In this ,Holly Nott reported from Perth on 18 May for AAP that Mrs Janet Holmes a Court today choked back tears as she told a Senate inquiry of the disappointment surrounding the failed republic referendum in 1999.
Mrs Holmes a Court, one of the nation’s richest and most influential businesswomen, told the Senate inquiry into an Australian republic that years had passed since Australians last seriously considered becoming a republic and it was time to revisit the issue.
Mrs Holmes a Court said she had revelled in her experiences as an elected member of the Constitutional Convention held prior to the referendum, and remained passionately in favour of Australia becoming a republic.
But she told the inquiry’s Perth hearing that the bitter disappointment of the "divisive, difficult, dishonest and incredibly disappointing" referendum itself had led her to "put the idea of a republic out of mind".
Mrs Holmes a Court struggled with her emotions as she recalled stories of people bringing their children to Canberra to be a part of an historic transition, and of people being too emotional to return to work after hearing the referendum had failed.

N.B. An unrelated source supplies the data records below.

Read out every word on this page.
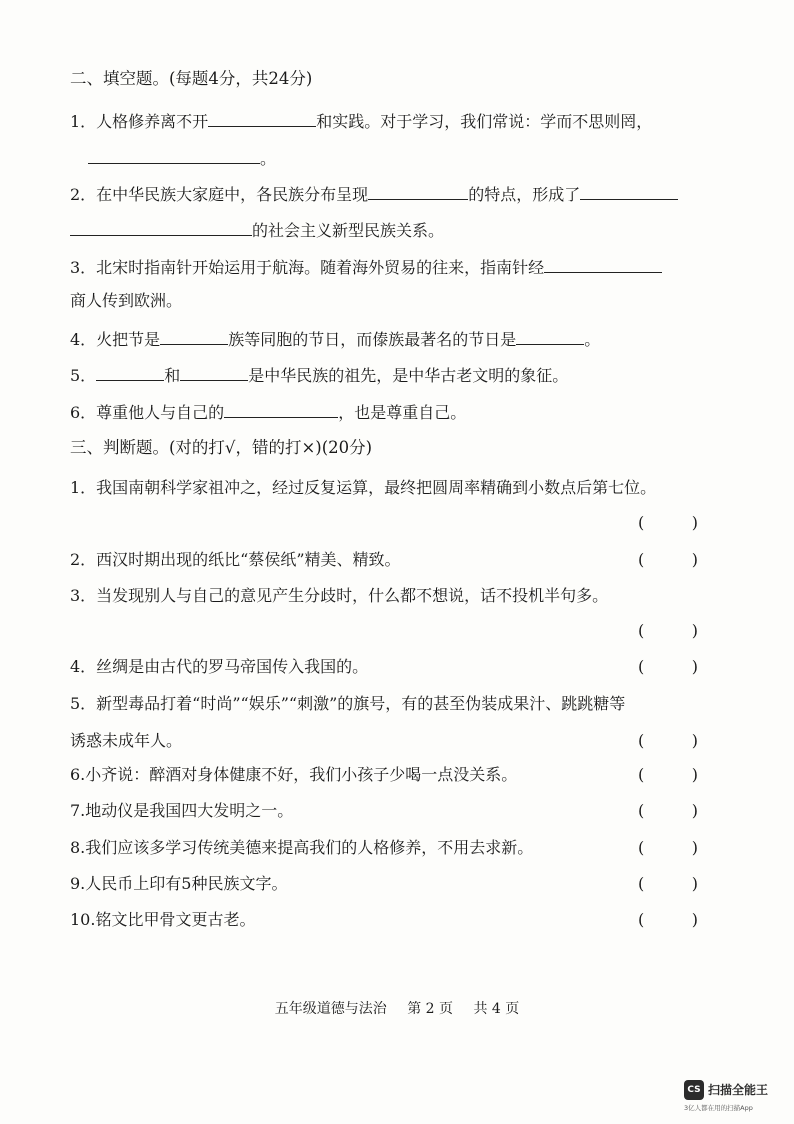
二、填空题。(每题4分，共24分)
1．人格修养离不开	和实践。对于学习，我们常说：学而不思则罔，
。
2．在中华民族大家庭中，各民族分布呈现	的特点，形成了
的社会主义新型民族关系。
3．北宋时指南针开始运用于航海。随着海外贸易的往来，指南针经
商人传到欧洲。
4．火把节是	族等同胞的节日，而傣族最著名的节日是	。
5．	和	是中华民族的祖先，是中华古老文明的象征。
6．尊重他人与自己的	，也是尊重自己。
三、判断题。(对的打√，错的打×)(20分)
1．我国南朝科学家祖冲之，经过反复运算，最终把圆周率精确到小数点后第七位。
(	)
2．西汉时期出现的纸比“蔡侯纸”精美、精致。	(	)
3．当发现别人与自己的意见产生分歧时，什么都不想说，话不投机半句多。
(	)
4．丝绸是由古代的罗马帝国传入我国的。	(	)
5．新型毒品打着“时尚”“娱乐”“刺激”的旗号，有的甚至伪装成果汁、跳跳糖等
诱惑未成年人。	(	)
6.小齐说：醉酒对身体健康不好，我们小孩子少喝一点没关系。	(	)
7.地动仪是我国四大发明之一。	(	)
8.我们应该多学习传统美德来提高我们的人格修养，不用去求新。	(	)
9.人民币上印有5种民族文字。	(	)
10.铭文比甲骨文更古老。	(	)
五年级道德与法治 第 2 页 共 4 页
CS 扫描全能王
3亿人都在用的扫描App
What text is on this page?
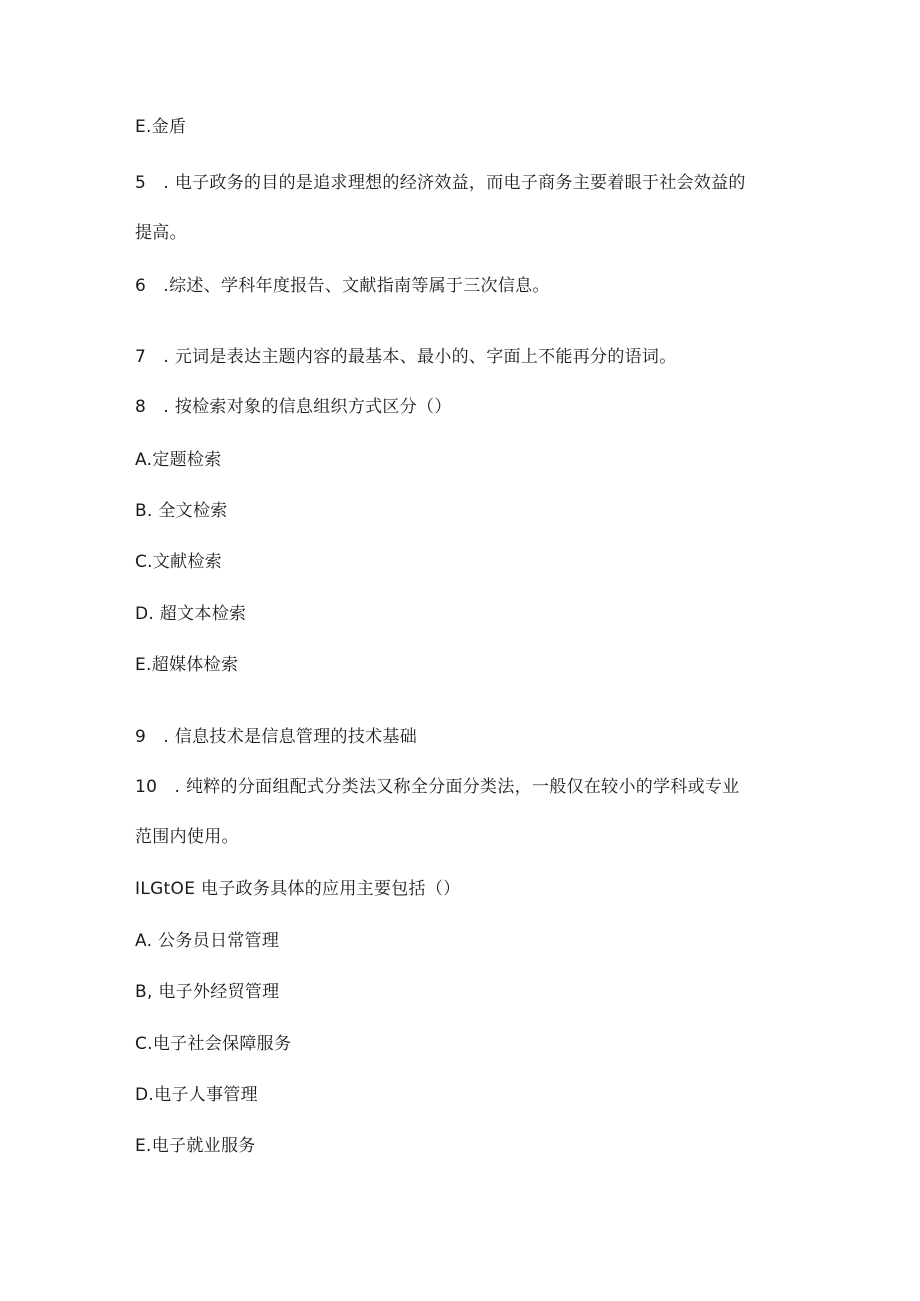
E.金盾
5　. 电子政务的目的是追求理想的经济效益，而电子商务主要着眼于社会效益的
提高。
6　.综述、学科年度报告、文献指南等属于三次信息。
7　. 元词是表达主题内容的最基本、最小的、字面上不能再分的语词。
8　. 按检索对象的信息组织方式区分（）
A.定题检索
B. 全文检索
C.文献检索
D. 超文本检索
E.超媒体检索
9　. 信息技术是信息管理的技术基础
10　. 纯粹的分面组配式分类法又称全分面分类法，一般仅在较小的学科或专业
范围内使用。
ILGtOE 电子政务具体的应用主要包括（）
A. 公务员日常管理
B, 电子外经贸管理
C.电子社会保障服务
D.电子人事管理
E.电子就业服务
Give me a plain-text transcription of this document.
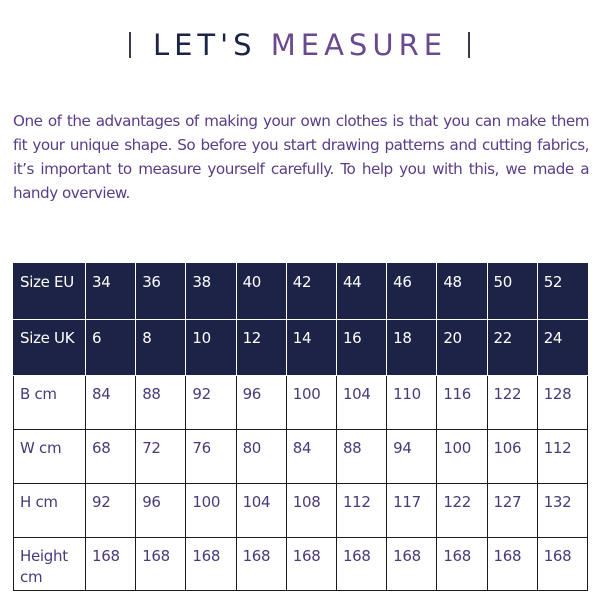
LET'S MEASURE

One of the advantages of making your own clothes is that you can make them fit your unique shape. So before you start drawing patterns and cutting fabrics, it’s important to measure yourself carefully. To help you with this, we made a handy overview.

Size EU	34	36	38	40	42	44	46	48	50	52
Size UK	6	8	10	12	14	16	18	20	22	24
B cm	84	88	92	96	100	104	110	116	122	128
W cm	68	72	76	80	84	88	94	100	106	112
H cm	92	96	100	104	108	112	117	122	127	132
Height cm	168	168	168	168	168	168	168	168	168	168
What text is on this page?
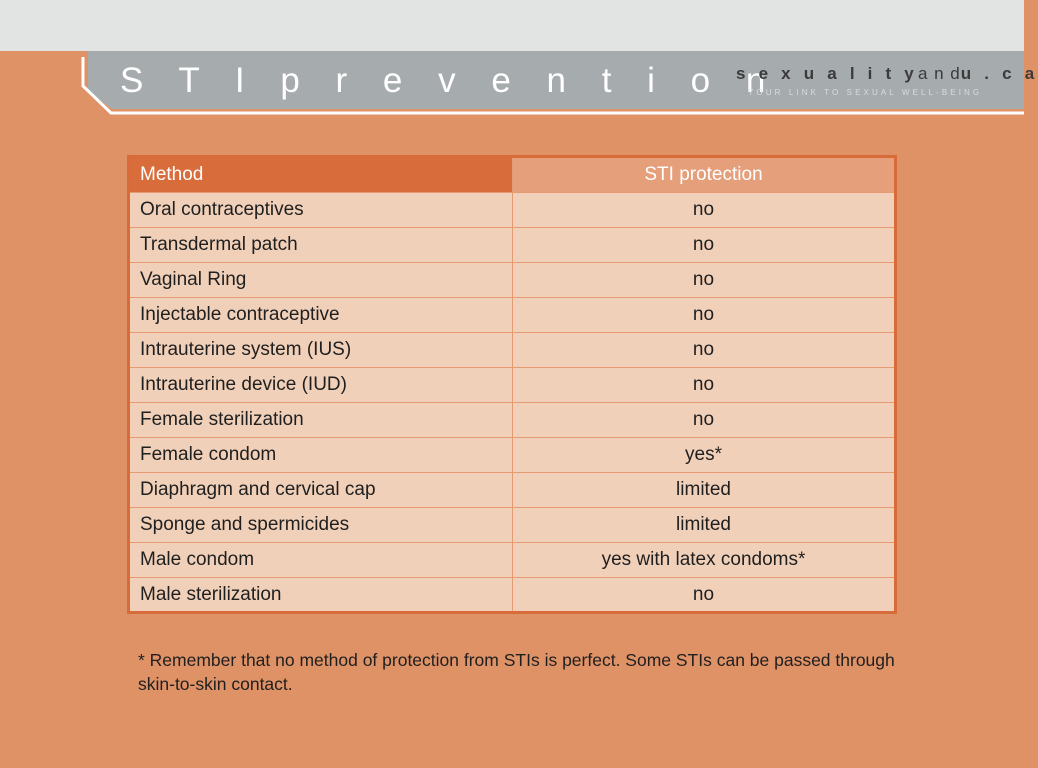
S T I p r e v e n t i o n
s e x u a l i t ya n du . c a
YOUR LINK TO SEXUAL WELL-BEING
Method	STI protection
Oral contraceptives	no
Transdermal patch	no
Vaginal Ring	no
Injectable contraceptive	no
Intrauterine system (IUS)	no
Intrauterine device (IUD)	no
Female sterilization	no
Female condom	yes*
Diaphragm and cervical cap	limited
Sponge and spermicides	limited
Male condom	yes with latex condoms*
Male sterilization	no
* Remember that no method of protection from STIs is perfect. Some STIs can be passed through skin-to-skin contact.
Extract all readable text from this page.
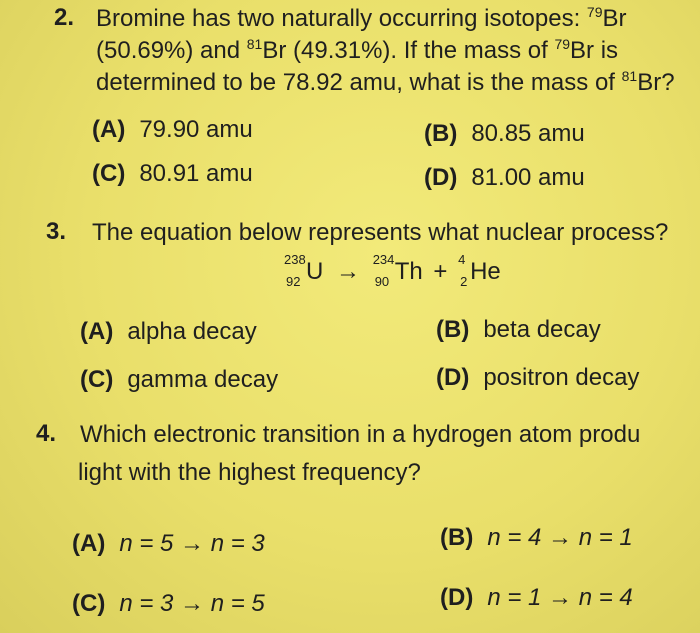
2. Bromine has two naturally occurring isotopes: $^{79}$Br
(50.69%) and $^{81}$Br (49.31%). If the mass of $^{79}$Br is
determined to be 78.92 amu, what is the mass of $^{81}$Br?
(A) 79.90 amu	(B) 80.85 amu
(C) 80.91 amu	(D) 81.00 amu
3. The equation below represents what nuclear process?
238
92 U → 234
90 Th + 4
2 He
(A) alpha decay	(B) beta decay
(C) gamma decay	(D) positron decay
4. Which electronic transition in a hydrogen atom produ
light with the highest frequency?
(A) n = 5 → n = 3	(B) n = 4 → n = 1
(C) n = 3 → n = 5	(D) n = 1 → n = 4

"It’s real lump in your throat stuff," she said. Mrs Holmes a Court stressed she was not "anti-Queen", adding she had met many members of the Royal family when her family owned theatres in London’s West End!
The Senate Inquiry is to report in August.
It seems probable it will support Mr Latham’s cascading plebiscites proposals. None of this brings republicans any closer to showing us a republican constitution that in any way measures up to our current Australian constitutional arrangements and the important role of the Crown in them.